Basta solo questo per essere fuori dalla grazia di Dio, ma c’è altro.

Vi ricordate quando ho citato l’art. 2 della precedente polizza circa i termini della proroga tecnica? In quell’occasione dissi che il limite di sei mesi venne esteso per tutto l’anno però, giusto per una puntualità dell’informazione, il terzo comma del predetto articolo dice che “in caso di esercizio della sopraccitata facoltà di proroga, la società aggiudicataria (Uniqua) è obbligata a prestare servizio alle medesime condizioni contrattuali”.

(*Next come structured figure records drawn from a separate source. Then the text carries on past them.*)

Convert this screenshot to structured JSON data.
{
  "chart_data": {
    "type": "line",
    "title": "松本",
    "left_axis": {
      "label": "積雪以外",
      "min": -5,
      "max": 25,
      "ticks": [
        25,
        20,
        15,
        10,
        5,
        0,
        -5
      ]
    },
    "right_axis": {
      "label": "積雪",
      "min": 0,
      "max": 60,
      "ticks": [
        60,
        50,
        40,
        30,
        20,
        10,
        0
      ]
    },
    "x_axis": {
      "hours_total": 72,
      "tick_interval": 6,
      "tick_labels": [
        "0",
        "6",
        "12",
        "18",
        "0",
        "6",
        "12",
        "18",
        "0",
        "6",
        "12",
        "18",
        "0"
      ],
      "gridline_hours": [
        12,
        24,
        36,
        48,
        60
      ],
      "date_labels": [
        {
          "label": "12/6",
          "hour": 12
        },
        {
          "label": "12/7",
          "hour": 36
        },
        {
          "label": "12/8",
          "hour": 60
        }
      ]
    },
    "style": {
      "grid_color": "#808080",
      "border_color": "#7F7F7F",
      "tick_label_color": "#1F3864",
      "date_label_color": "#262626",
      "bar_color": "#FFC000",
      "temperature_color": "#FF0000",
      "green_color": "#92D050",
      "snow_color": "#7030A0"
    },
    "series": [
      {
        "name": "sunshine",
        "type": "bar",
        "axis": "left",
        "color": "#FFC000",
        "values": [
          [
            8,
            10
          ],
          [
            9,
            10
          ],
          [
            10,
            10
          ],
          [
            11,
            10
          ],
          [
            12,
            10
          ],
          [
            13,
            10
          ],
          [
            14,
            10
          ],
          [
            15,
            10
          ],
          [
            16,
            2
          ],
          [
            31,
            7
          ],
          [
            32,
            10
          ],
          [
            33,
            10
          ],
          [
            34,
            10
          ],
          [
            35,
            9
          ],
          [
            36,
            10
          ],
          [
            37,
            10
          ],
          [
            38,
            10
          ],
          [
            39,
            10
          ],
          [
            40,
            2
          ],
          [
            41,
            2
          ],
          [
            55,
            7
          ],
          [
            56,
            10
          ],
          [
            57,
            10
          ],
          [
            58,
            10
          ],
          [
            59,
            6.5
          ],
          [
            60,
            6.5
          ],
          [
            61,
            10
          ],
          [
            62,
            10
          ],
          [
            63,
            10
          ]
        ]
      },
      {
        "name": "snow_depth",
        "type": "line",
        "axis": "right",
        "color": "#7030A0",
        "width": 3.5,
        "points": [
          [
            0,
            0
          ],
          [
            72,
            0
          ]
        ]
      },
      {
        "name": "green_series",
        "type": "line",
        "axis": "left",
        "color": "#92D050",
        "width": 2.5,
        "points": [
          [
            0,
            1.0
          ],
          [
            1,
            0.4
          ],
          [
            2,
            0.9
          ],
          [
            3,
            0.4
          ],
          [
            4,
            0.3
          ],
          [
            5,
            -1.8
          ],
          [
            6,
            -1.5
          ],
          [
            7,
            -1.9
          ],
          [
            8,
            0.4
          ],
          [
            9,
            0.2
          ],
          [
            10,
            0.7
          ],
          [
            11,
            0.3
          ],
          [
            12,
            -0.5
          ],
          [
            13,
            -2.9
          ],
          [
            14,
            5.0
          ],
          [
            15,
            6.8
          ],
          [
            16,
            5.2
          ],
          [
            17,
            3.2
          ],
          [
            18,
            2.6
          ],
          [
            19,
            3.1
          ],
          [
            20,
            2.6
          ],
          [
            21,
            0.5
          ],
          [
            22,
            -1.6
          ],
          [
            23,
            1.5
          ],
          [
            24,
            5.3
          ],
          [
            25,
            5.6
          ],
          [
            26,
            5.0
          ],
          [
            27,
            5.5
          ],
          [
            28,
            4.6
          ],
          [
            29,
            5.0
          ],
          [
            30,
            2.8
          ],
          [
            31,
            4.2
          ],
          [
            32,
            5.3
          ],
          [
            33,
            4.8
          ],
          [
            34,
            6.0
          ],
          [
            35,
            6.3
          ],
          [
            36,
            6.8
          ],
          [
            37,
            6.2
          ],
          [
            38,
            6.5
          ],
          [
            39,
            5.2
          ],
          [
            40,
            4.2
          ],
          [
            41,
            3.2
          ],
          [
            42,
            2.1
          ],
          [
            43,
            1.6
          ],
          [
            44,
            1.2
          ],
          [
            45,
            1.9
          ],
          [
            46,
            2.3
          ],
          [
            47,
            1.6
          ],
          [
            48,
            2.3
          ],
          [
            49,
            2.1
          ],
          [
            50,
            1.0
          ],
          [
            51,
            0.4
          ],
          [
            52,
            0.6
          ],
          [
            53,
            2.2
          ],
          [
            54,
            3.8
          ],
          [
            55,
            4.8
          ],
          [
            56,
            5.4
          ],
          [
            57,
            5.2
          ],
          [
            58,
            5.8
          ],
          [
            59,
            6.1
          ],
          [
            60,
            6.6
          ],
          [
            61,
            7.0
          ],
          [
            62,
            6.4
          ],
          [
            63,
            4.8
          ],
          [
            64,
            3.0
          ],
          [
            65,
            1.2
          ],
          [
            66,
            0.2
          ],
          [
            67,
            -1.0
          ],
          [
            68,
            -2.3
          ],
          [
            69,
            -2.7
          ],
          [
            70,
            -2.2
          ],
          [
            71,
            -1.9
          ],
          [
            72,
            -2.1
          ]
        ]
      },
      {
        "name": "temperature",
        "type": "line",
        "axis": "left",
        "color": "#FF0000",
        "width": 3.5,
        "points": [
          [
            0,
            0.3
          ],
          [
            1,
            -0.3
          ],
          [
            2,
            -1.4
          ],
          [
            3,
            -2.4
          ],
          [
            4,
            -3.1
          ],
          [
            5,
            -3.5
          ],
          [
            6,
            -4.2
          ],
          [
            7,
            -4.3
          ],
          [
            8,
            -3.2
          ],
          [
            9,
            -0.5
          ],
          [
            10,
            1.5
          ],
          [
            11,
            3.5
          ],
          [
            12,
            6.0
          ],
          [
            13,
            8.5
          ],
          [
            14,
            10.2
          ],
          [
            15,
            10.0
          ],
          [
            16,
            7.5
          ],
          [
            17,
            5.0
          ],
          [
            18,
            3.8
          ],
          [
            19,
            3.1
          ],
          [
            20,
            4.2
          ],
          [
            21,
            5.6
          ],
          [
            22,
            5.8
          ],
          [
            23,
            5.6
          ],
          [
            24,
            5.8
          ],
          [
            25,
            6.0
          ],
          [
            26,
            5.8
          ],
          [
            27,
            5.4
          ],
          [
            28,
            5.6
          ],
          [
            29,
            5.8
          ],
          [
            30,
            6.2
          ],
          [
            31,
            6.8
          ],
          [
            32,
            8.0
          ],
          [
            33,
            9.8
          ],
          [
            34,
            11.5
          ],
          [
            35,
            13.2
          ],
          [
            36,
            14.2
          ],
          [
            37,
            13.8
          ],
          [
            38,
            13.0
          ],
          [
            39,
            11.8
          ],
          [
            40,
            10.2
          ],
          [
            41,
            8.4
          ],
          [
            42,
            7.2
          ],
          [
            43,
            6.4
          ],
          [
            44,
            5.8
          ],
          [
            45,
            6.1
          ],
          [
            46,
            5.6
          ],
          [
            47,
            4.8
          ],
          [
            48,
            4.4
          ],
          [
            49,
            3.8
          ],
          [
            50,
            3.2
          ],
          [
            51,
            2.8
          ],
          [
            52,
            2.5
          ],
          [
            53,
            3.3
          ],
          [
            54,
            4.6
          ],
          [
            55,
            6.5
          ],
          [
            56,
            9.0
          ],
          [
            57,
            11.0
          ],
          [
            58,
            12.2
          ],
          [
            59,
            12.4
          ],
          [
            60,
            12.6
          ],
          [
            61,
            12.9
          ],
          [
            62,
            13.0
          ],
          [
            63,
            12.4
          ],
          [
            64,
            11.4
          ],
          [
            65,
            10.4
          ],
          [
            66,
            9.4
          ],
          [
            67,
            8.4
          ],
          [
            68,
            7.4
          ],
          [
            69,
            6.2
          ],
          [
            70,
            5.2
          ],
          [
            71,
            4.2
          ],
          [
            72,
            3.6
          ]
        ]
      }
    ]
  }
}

Avete capito? La Provincia aveva già previsto in sede di contratto che eventuali proroghe sarebbero state attivate con l’obbligo di esecuzione per la compagnia assicuratrice, addirittura alle medesime condizioni economiche. Ed allora perché l’Uniqua ha alzato il premio per la nuova proroga?

Perché la Responsabile del Procedimento non ha imposto i termini di contratto? Perché se il limite era di sei mesi, l’Uniqua ha accettato all’inizio la proroga di un anno e rigettato gli ulteriori quattro mesi? Perché è dovuto intervenire il Presidente della Provincia che copre una carica politica, in una questione meramente amministrativa? Le domande sono tante, i dubbi ancora di più ma non credo che avremo mai risposte in tal senso. La percezione dell’impunità è alta in Alto Adige tanto quanto l’illegittimità che si scorge nelle azioni di questa Amministrazione.

Ho voluto propriamente richiamare tutti i documenti con i loro protocolli affinché tutti possano controllare la veridicità di quanto accaduto, perché tutti devono sapere ed il sapere, si sa, rende l’uomo libero.

Qui è il vostro Bellerofonte, determinato più che mai a raccontarvi le battaglie contro la Chimera.